RISMEDIA, February 23, 2010—Last spring and summer, there was considerable frustration in the industry around the length of time and cost to complete property appraisals:
1. A large drop in interest rates caused a tremendous surge in refinance applications and a huge spike in appraisal orders—upward of 200%. This put strain on appraiser capacity, resulting in longer timelines to complete orders.
2. Fannie Mae and Freddie Mac issued a new form for appraisers to complete (Market Condition Summary) that required appraisers to spend more time with each assignment. The extra work, about 20 minutes of time, appropriately resulted in the price of an appraisal increasing by about $45.
At this exact same time came national adoption of the federal Home Valuation Code of Conduct (HVCC):
3. In a large number of cases where questionable values were observed, the appraiser had been selected by someone other than the lender. So to reinforce appraiser independence, HVCC was introduced. This shifted appraiser selection from a personal network to an arm’s-length process, and resulted in many agents feeling like they had less control over transactions. A typical response was, “How can an appraiser I don’t know do the job as well as someone I have experience working with?”
And while HVCC was just one component in the mix, it arrived during a perfect storm in the real estate industry, and became the acronym for overall frustrations.
Throughout summer 2009, dramatic headlines were getting replay-after-replay, even when the facts didn’t quite match the headlines. Although market conditions were also a factor in the stories of the day, distance traveled by appraisers, quality and experience captured the most attention.
It was in this volatile environment that appraisal industry leaders saw a strong opportunity to help educate agents, real estate leadership and customers about the importance of truly professional, qualified, independent appraisers.

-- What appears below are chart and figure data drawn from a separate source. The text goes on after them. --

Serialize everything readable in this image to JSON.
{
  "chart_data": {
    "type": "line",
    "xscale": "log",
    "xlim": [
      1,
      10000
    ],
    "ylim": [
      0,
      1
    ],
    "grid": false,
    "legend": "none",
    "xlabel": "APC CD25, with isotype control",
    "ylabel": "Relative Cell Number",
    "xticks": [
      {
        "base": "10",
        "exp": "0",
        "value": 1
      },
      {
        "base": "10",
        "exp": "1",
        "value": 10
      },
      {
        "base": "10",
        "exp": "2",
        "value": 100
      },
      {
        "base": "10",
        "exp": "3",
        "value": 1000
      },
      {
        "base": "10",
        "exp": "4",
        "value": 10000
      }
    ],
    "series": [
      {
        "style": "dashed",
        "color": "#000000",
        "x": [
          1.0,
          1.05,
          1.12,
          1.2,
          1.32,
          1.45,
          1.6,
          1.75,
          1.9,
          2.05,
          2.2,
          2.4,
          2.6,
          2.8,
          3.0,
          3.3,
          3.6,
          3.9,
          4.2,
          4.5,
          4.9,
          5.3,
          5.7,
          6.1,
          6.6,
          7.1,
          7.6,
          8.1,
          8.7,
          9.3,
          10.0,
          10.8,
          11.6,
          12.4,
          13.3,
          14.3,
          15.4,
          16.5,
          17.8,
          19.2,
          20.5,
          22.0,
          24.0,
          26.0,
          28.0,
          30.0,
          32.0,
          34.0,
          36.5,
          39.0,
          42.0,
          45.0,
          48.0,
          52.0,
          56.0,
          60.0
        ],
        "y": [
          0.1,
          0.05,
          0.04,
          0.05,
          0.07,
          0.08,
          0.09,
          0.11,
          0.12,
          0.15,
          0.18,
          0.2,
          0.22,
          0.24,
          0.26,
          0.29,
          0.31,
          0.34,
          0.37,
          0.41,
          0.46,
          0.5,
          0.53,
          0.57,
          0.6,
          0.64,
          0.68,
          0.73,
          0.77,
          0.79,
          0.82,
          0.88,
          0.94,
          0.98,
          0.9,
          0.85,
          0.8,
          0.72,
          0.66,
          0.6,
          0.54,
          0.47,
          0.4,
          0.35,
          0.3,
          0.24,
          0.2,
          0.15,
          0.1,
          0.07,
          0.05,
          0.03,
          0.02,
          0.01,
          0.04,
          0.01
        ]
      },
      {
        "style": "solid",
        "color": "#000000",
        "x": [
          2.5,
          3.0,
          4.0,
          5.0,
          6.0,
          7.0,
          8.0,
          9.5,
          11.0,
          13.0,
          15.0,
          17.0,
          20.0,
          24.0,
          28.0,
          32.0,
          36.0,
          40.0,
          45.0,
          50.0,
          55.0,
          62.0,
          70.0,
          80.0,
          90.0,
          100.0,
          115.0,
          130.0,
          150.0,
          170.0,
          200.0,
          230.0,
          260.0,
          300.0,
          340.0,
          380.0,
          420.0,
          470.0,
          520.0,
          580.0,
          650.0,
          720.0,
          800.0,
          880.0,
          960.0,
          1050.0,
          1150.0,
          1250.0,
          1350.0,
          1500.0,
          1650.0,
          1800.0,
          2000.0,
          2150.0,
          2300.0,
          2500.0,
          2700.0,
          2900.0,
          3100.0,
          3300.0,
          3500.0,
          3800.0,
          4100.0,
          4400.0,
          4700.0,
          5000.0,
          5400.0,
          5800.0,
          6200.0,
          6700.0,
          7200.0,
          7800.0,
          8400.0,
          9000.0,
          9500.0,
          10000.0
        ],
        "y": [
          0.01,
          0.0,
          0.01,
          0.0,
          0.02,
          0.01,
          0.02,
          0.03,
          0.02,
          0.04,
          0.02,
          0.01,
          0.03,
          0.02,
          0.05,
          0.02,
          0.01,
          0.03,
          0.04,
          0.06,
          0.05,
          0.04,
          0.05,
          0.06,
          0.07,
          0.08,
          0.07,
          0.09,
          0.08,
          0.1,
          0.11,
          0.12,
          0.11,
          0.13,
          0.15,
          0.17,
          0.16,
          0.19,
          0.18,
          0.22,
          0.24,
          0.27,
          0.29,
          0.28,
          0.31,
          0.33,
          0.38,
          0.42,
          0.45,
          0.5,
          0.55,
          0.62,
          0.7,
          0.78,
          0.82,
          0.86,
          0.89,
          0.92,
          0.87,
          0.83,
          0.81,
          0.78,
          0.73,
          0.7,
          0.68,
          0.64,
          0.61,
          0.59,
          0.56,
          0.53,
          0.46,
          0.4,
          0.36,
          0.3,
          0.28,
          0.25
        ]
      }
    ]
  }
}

The result was the newly released Standards of Good Practice in Appraisal Management, produced by the Title Appraisal Vendor Management Association (TAVMA). The standards, which fall into three main categories, create a framework to ensure transparency, consistency and predictability:
Recruiting, Hiring and Training of Appraisers. The standards define qualifications and quality expectations for appraiser candidates as well as commitment to continuing education and training.
Assignment of Appraisers. These standards define how appraiser capabilities, expertise, geographic proximity and availability are considered in making the best assignments.
Customer Service and Dispute Resolution. These standards address escalation processes for customers and appraisers.
While there is no doubt that government regulation is changing the industry, the value in having standard appraisal processes is in ensuring independence and integrity—and enabling liquidity in the market. As with all changes, communication across the family of real estate services is key in providing customers with an outstanding experience. And on this point, everyone is in agreement.